И замолчала. Слишком близко было его лицо. Лицо, о котором она мечтала…

Ах, ложь все, что она тут наговорила. Фраза, трусливый самообман!

– Прежде чем вы, – настаивал он. – Прежде чем вы?..

– Не хочу и думать об этом! – воскликнула она и, склонив голову на грудь, проговорила с трудом, еле слышно, едва дыша: – И зачем только я люблю вас! Зачем я люблю вас!

Он целовал ее как безумный. Он покрывал жадными поцелуями, будившими жар в ее крови, ее рот, глаза, руки, волосы. Дрожь пробегала по ее телу. Она безвольно лежала в его объятиях, готовая на все.

И вдруг, прервав эту бурную, страстную сцену, он выпустил ее.

– Окно! – крикнул он испуганно. – Окно открыто! Если нас увидят с улицы… Мне надо быть осмотрительным… – Он быстро закрыл окно, задернул занавеси и осторожно через узкую щелочку выглянул на улицу. Потом вернулся, успокоенный. – Вам тоже надо быть разумной, Эмили! Этот камердинер… если он последовал за вами, чтобы проследить вас по поручению сэра Гарри… – Он неестественно засмеялся. – По крайней мере, я бы был подозрительным, если бы моя возлюбленная была такая красавица.

Она взглянула на него с тихим удивлением. Он был так холоден, так расчетлив…

– Ну и пусть следит за мной, мне какое дело?

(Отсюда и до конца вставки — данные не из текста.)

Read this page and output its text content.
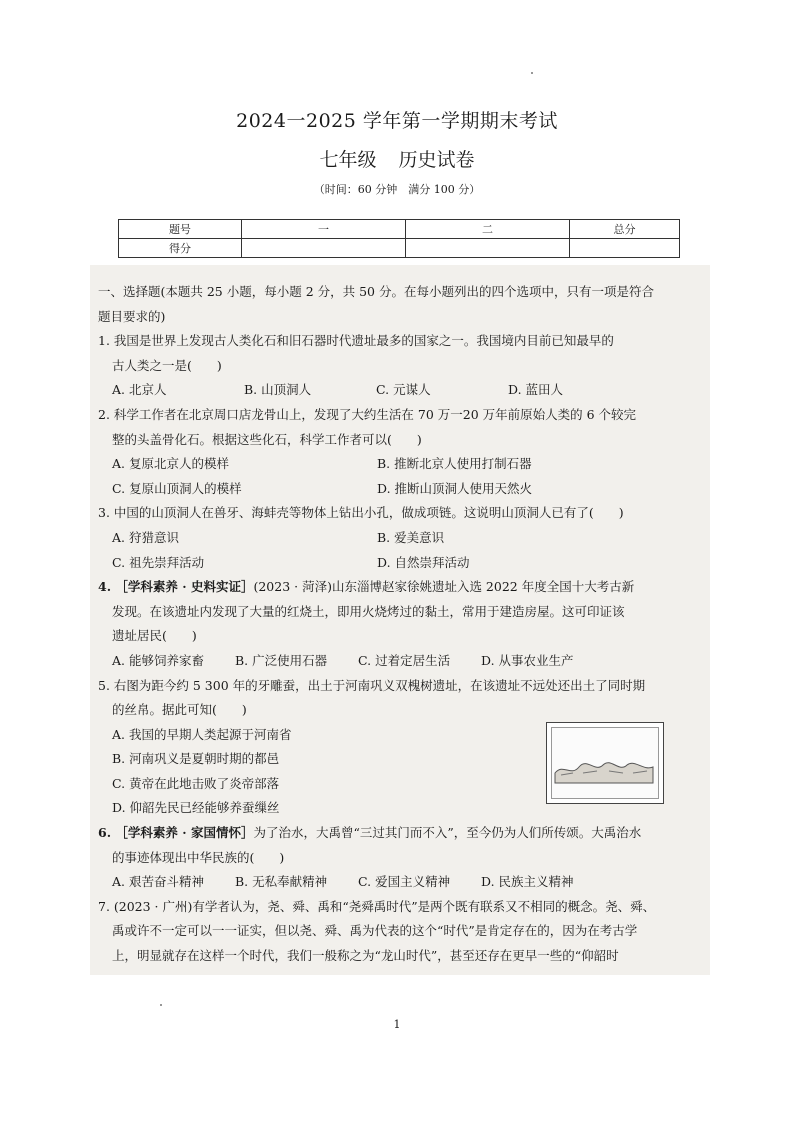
2024一2025 学年第一学期期末考试
七年级 历史试卷
（时间：60 分钟　满分 100 分）
题号	一	二	总分
得分			
一、选择题(本题共 25 小题，每小题 2 分，共 50 分。在每小题列出的四个选项中，只有一项是符合
题目要求的)
1. 我国是世界上发现古人类化石和旧石器时代遗址最多的国家之一。我国境内目前已知最早的
古人类之一是(　　)
A. 北京人	B. 山顶洞人	C. 元谋人	D. 蓝田人
2. 科学工作者在北京周口店龙骨山上，发现了大约生活在 70 万一20 万年前原始人类的 6 个较完
整的头盖骨化石。根据这些化石，科学工作者可以(　　)
A. 复原北京人的模样	B. 推断北京人使用打制石器
C. 复原山顶洞人的模样	D. 推断山顶洞人使用天然火
3. 中国的山顶洞人在兽牙、海蚌壳等物体上钻出小孔，做成项链。这说明山顶洞人已有了(　　)
A. 狩猎意识	B. 爱美意识
C. 祖先崇拜活动	D. 自然崇拜活动
4. ［学科素养 · 史料实证］(2023 · 菏泽)山东淄博赵家徐姚遗址入选 2022 年度全国十大考古新
发现。在该遗址内发现了大量的红烧土，即用火烧烤过的黏土，常用于建造房屋。这可印证该
遗址居民(　　)
A. 能够饲养家畜	B. 广泛使用石器	C. 过着定居生活	D. 从事农业生产
5. 右图为距今约 5 300 年的牙雕蚕，出土于河南巩义双槐树遗址，在该遗址不远处还出土了同时期
的丝帛。据此可知(　　)
A. 我国的早期人类起源于河南省
B. 河南巩义是夏朝时期的都邑
C. 黄帝在此地击败了炎帝部落
D. 仰韶先民已经能够养蚕缫丝
6. ［学科素养 · 家国情怀］为了治水，大禹曾“三过其门而不入”，至今仍为人们所传颂。大禹治水
的事迹体现出中华民族的(　　)
A. 艰苦奋斗精神	B. 无私奉献精神	C. 爱国主义精神	D. 民族主义精神
7. (2023 · 广州)有学者认为，尧、舜、禹和“尧舜禹时代”是两个既有联系又不相同的概念。尧、舜、
禹或许不一定可以一一证实，但以尧、舜、禹为代表的这个“时代”是肯定存在的，因为在考古学
上，明显就存在这样一个时代，我们一般称之为“龙山时代”，甚至还存在更早一些的“仰韶时
1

– Это несерьезно, Эмили. Если сэр Гарри узнает, что вы были у меня… – Он запнулся и покраснел. Но потом быстро продолжил: – Я сказал это не из-за себя! Я не боюсь его! Но вы… вы рискуете своим будущим. Он ведь собирается жениться на вас!

Она кивнула.

– Да, он хочет, чтобы я стала его женой, – сказала она, довольная возможностью доказать ему, что ею не всегда пренебрегали. – Он даже дал мне письменное обязательство жениться. – Отвернувшись и раскрыв платье на груди, она вытащила документ и протянула ему.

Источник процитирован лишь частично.